Now that you have the history, some facts and figures

  • Orbiting time: 97 minutes
  • Average speed: 27,200 km/h
  • Dimensions: 13.2m long, 4.2m wide at its widest point.
  • Weight: 24000 lbs
  • Main mirror diameter: 2.4 m (by comparison the largest earth based telescopes have mirrors with diameters of the order of 8 m)
  • Cost: $1.5 billion to build and launch, yearly budget since deployment around $230-250 million.
  • Distance travelled since launch: over 1.5 billion miles
  • Initial altitude: 600 km
  • Data acquired: Over 8 terabytes, delivering between 10 and 15 gigabytes per day.
  • Observations made: over 330 thousand
  • Power Supply: 2 2.4 x 12.1 m solar panels, providing around 3000W of power each. Hubble is equipped with NiMH batteries for when it is in the earth's shadow.

Hubble was not just revolutionary in terms of the incredible quality of its observations. Many new techniques were pioneered during its conception. The 4 servicing missions have seen the use of many new tools and have a number of firsts to the their name, for example the Pistol Grip Tool, which was the fist cordless power tool used in space or the first use of a computer-controlled space tool, the Power Ratchet Tool. The solar panels are the largest structure ever replaced in space. Its design is modular, allowing components to be easily changed by astronauts. This modularity has allowed Hubble to remain at the cutting edge of observing technology.

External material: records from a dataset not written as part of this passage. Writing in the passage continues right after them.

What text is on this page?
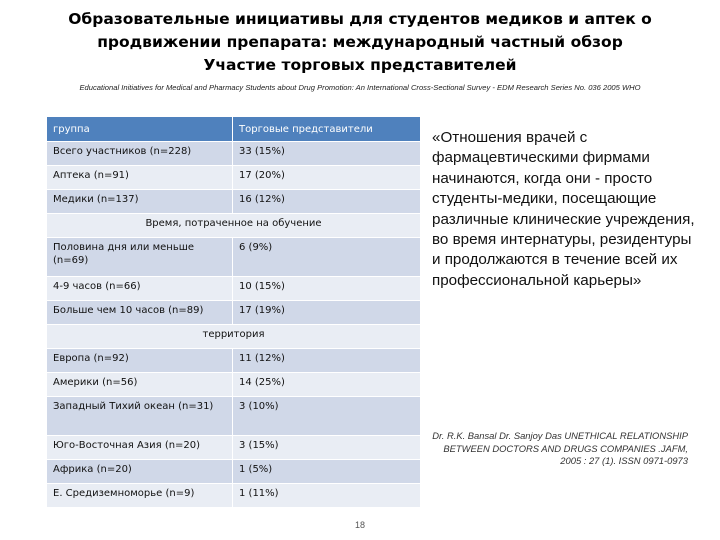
Образовательные инициативы для студентов медиков и аптек о
продвижении препарата: международный частный обзор
Участие торговых представителей
Educational Initiatives for Medical and Pharmacy Students about Drug Promotion: An International Cross-Sectional Survey - EDM Research Series No. 036 2005 WHO
группа	Торговые представители
Всего участников (n=228)	33 (15%)
Аптека (n=91)	17 (20%)
Медики (n=137)	16 (12%)
Время, потраченное на обучение	
Половина дня или меньше (n=69)	6 (9%)
4-9 часов (n=66)	10 (15%)
Больше чем 10 часов (n=89)	17 (19%)
территория	
Европа (n=92)	11 (12%)
Америки (n=56)	14 (25%)
Западный Тихий океан (n=31)	3 (10%)
Юго-Восточная Азия (n=20)	3 (15%)
Африка (n=20)	1 (5%)
Е. Средиземноморье (n=9)	1 (11%)
«Отношения врачей с фармацевтическими фирмами начинаются, когда они - просто студенты-медики, посещающие различные клинические учреждения, во время интернатуры, резидентуры и продолжаются в течение всей их профессиональной карьеры»
Dr. R.K. Bansal Dr. Sanjoy Das UNETHICAL RELATIONSHIP BETWEEN DOCTORS AND DRUGS COMPANIES .JAFM, 2005 : 27 (1). ISSN 0971-0973
18
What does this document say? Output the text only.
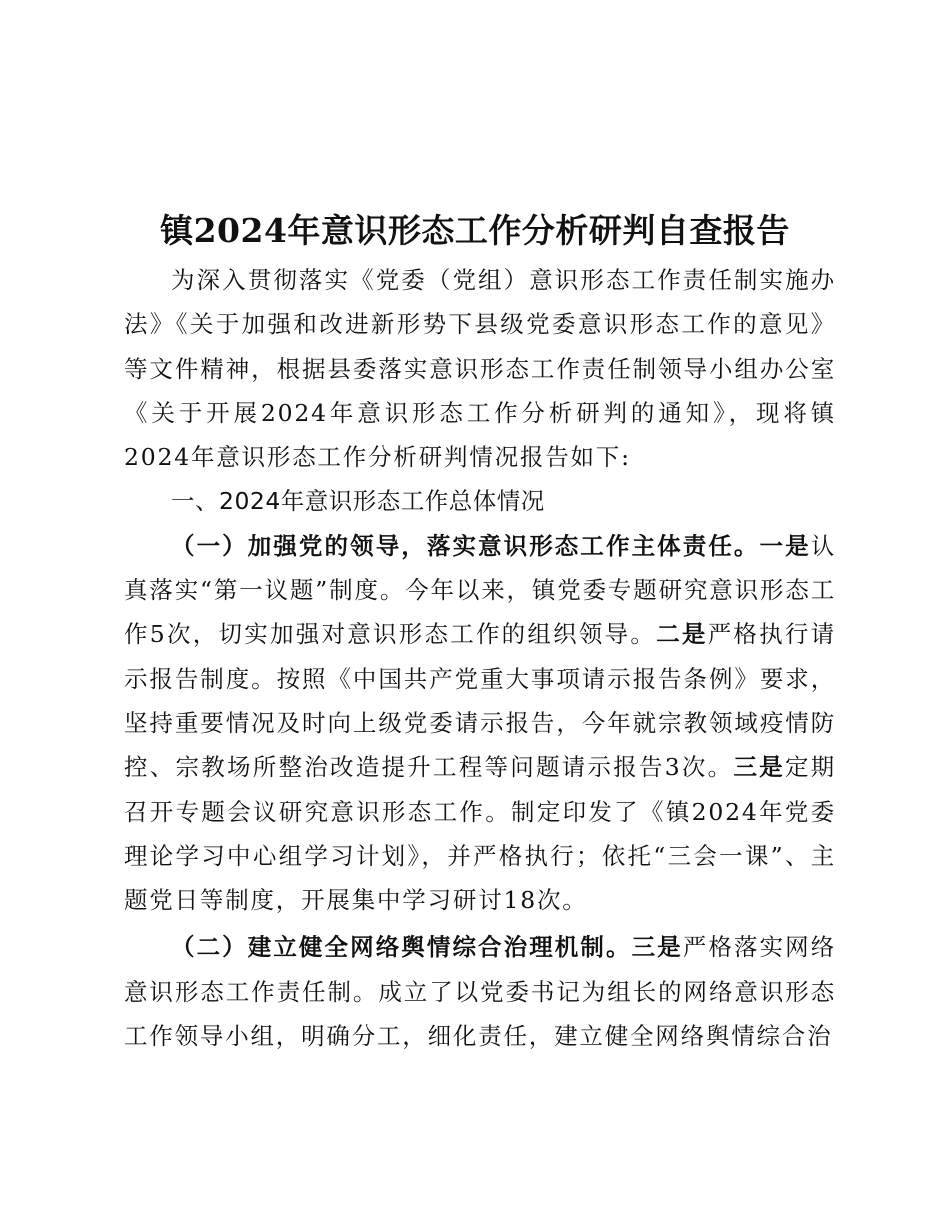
镇2024年意识形态工作分析研判自查报告

为深入贯彻落实《党委（党组）意识形态工作责任制实施办法》《关于加强和改进新形势下县级党委意识形态工作的意见》等文件精神，根据县委落实意识形态工作责任制领导小组办公室《关于开展2024年意识形态工作分析研判的通知》，现将镇2024年意识形态工作分析研判情况报告如下:

一、2024年意识形态工作总体情况

（一）加强党的领导，落实意识形态工作主体责任。一是认真落实“第一议题”制度。今年以来，镇党委专题研究意识形态工作5次，切实加强对意识形态工作的组织领导。二是严格执行请示报告制度。按照《中国共产党重大事项请示报告条例》要求，坚持重要情况及时向上级党委请示报告，今年就宗教领域疫情防控、宗教场所整治改造提升工程等问题请示报告3次。三是定期召开专题会议研究意识形态工作。制定印发了《镇2024年党委理论学习中心组学习计划》，并严格执行；依托“三会一课”、主题党日等制度，开展集中学习研讨18次。

（二）建立健全网络舆情综合治理机制。三是严格落实网络意识形态工作责任制。成立了以党委书记为组长的网络意识形态工作领导小组，明确分工，细化责任，建立健全网络舆情综合治
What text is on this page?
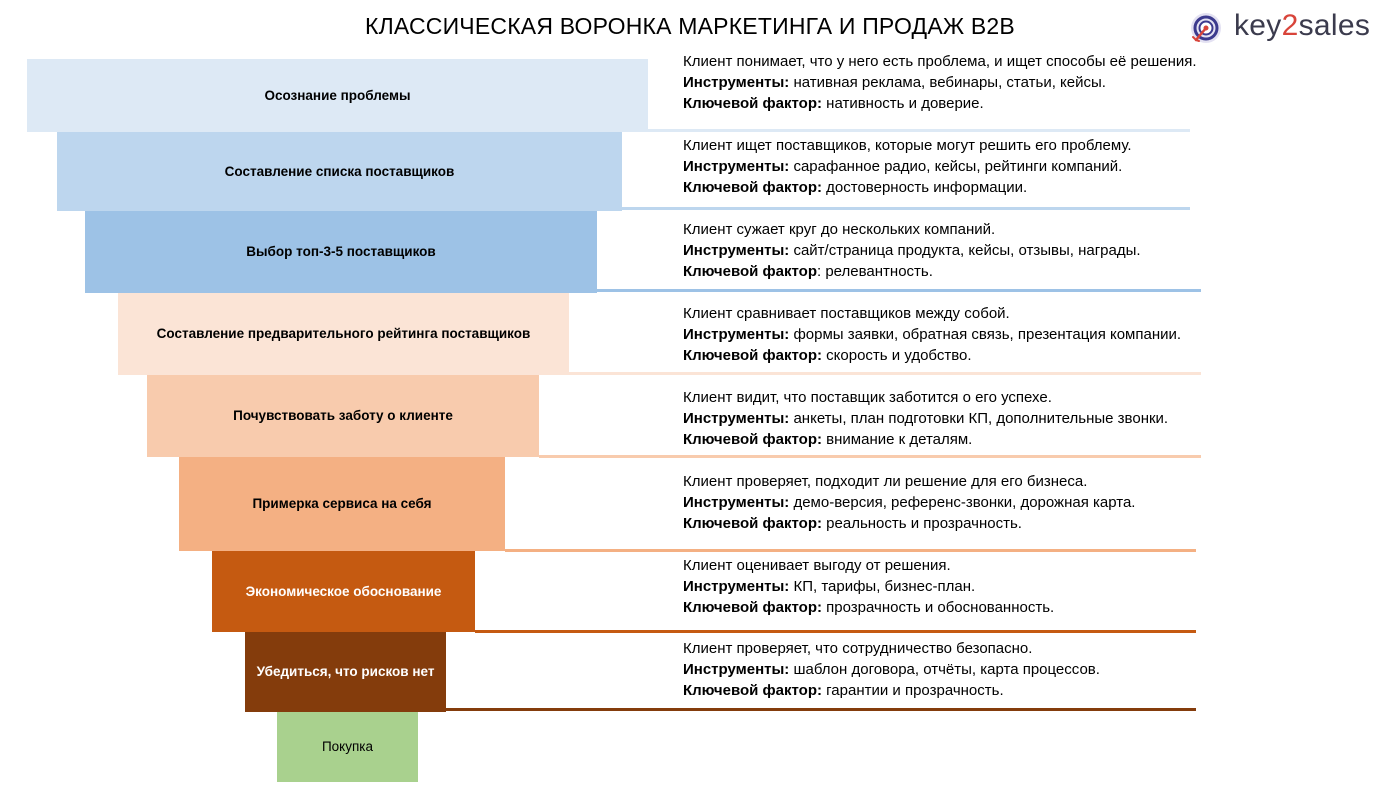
КЛАССИЧЕСКАЯ ВОРОНКА МАРКЕТИНГА И ПРОДАЖ B2B	key2sales
Осознание проблемы
Составление списка поставщиков
Выбор топ-3-5 поставщиков
Составление предварительного рейтинга поставщиков
Почувствовать заботу о клиенте
Примерка сервиса на себя
Экономическое обоснование
Убедиться, что рисков нет
Покупка
Клиент понимает, что у него есть проблема, и ищет способы её решения.
Инструменты: нативная реклама, вебинары, статьи, кейсы.
Ключевой фактор: нативность и доверие.
Клиент ищет поставщиков, которые могут решить его проблему.
Инструменты: сарафанное радио, кейсы, рейтинги компаний.
Ключевой фактор: достоверность информации.
Клиент сужает круг до нескольких компаний.
Инструменты: сайт/страница продукта, кейсы, отзывы, награды.
Ключевой фактор: релевантность.
Клиент сравнивает поставщиков между собой.
Инструменты: формы заявки, обратная связь, презентация компании.
Ключевой фактор: скорость и удобство.
Клиент видит, что поставщик заботится о его успехе.
Инструменты: анкеты, план подготовки КП, дополнительные звонки.
Ключевой фактор: внимание к деталям.
Клиент проверяет, подходит ли решение для его бизнеса.
Инструменты: демо-версия, референс-звонки, дорожная карта.
Ключевой фактор: реальность и прозрачность.
Клиент оценивает выгоду от решения.
Инструменты: КП, тарифы, бизнес-план.
Ключевой фактор: прозрачность и обоснованность.
Клиент проверяет, что сотрудничество безопасно.
Инструменты: шаблон договора, отчёты, карта процессов.
Ключевой фактор: гарантии и прозрачность.
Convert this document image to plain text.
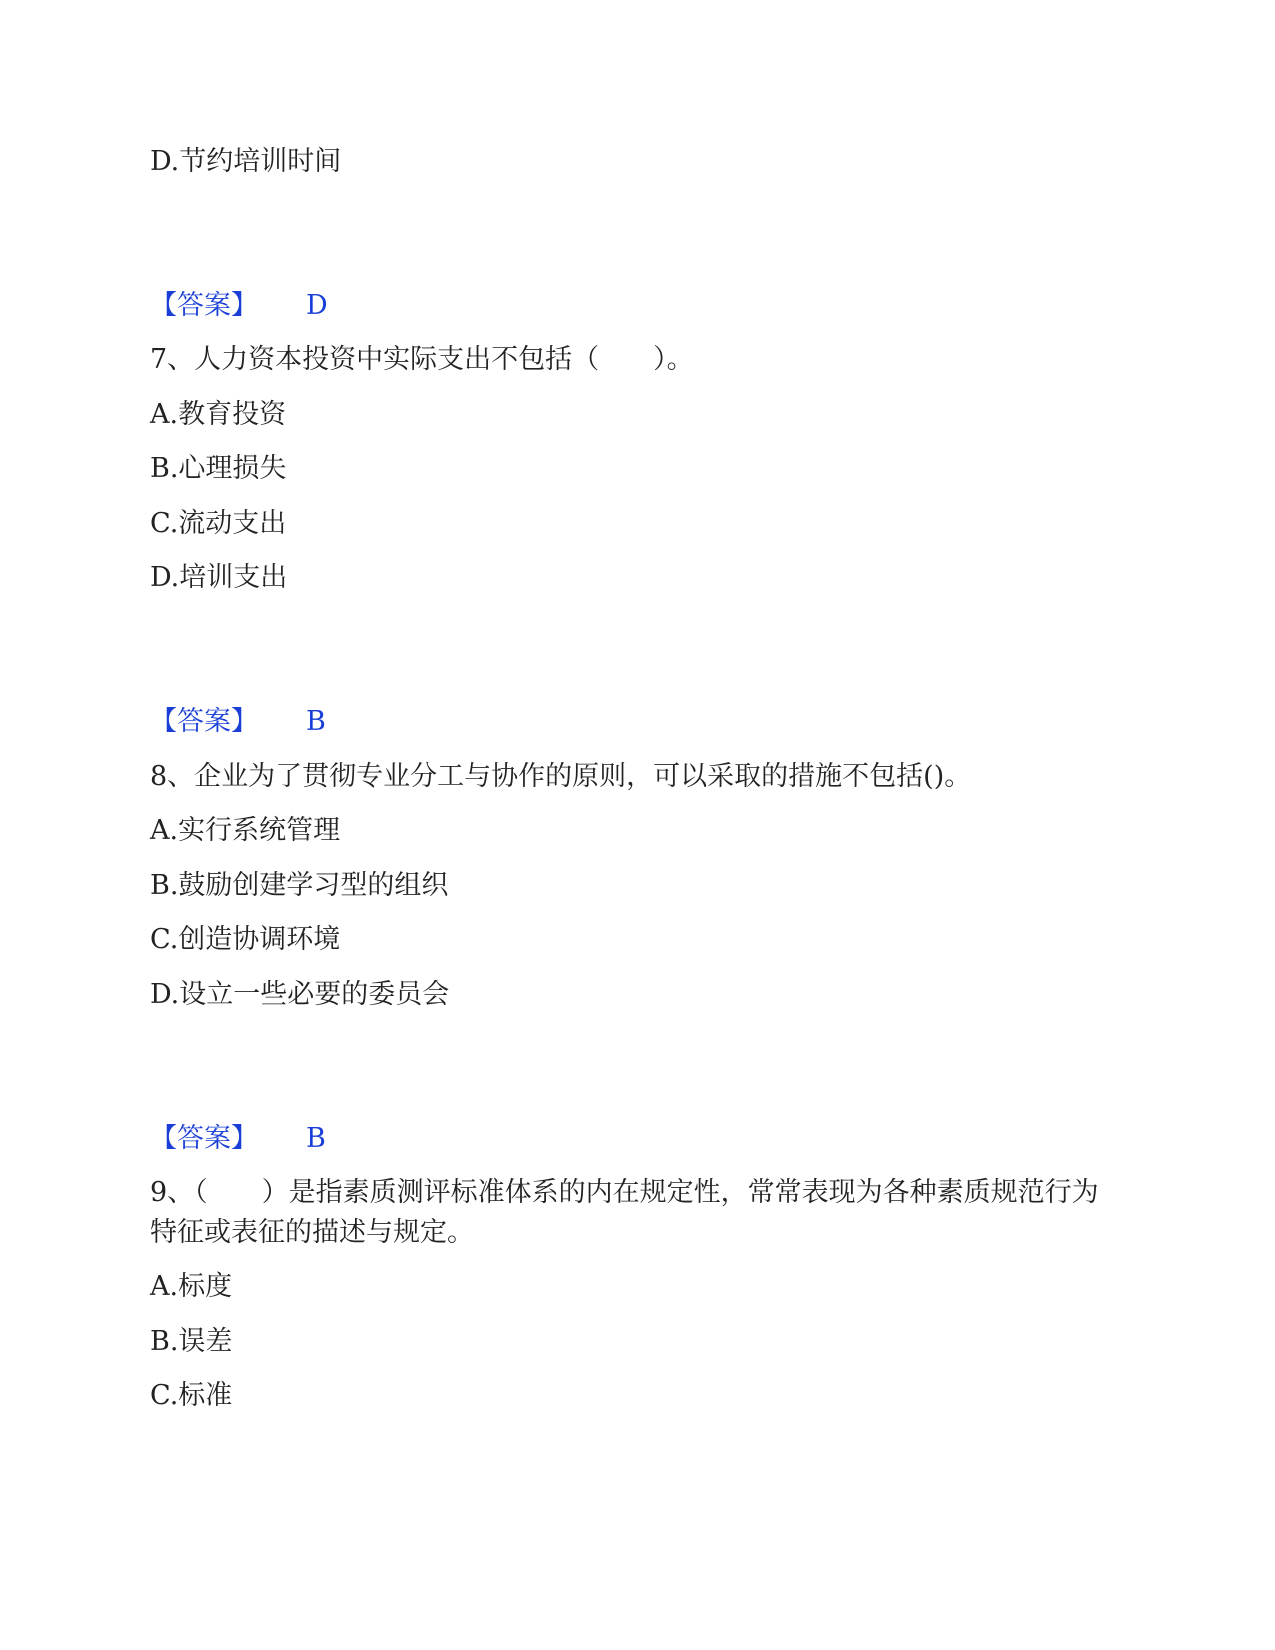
D.节约培训时间
【答案】 D
7、人力资本投资中实际支出不包括（　　）。
A.教育投资
B.心理损失
C.流动支出
D.培训支出
【答案】 B
8、企业为了贯彻专业分工与协作的原则，可以采取的措施不包括()。
A.实行系统管理
B.鼓励创建学习型的组织
C.创造协调环境
D.设立一些必要的委员会
【答案】 B
9、（　　）是指素质测评标准体系的内在规定性，常常表现为各种素质规范行为特征或表征的描述与规定。
A.标度
B.误差
C.标准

Hubble has 5 instruments on board:

A telescope that needs glasses?

Almost everyone knows that when Hubble was launched its mirror had a defect that made Hubble "short-sighted". Hubble's main mirror actually had what is known as a spherical aberration, caused by a malfunction of the device used to measure the surface of the mirror while it was being polished. Hubble still bettered ground-based telescopes in many ways. In 1993 the Corrective Optics Space Telescope Axial Replacement (COSTAR) was installed, restoring the telescope's imaging capabilities. After 2005's servicing mission, each instrument will include an internal correction device derived from COSTAR, allowing COSTAR to be removed.

The Future of Hubble

Over the past 12 years Hubble has provided astronomers with invaluable data and produced a myriad of stunning pictures with never before seen clarity and sharpness. 2010 is the end of Hubble's planned life. At that date it could be brought back down to earth, end its life as a fireball or possibly be moved back to a higher orbit. What will take its place in the skies? The James Webb Space Telescope is expected to be launched around 2010 to take Hubble's place (although its focus is not on the visible part of the spectrum). With a primary mirror diameter 2.5 times greater than Hubble's, and operating further away from earth it will be ideally placed to continue observing the skies, with a cost just one third of Hubble's.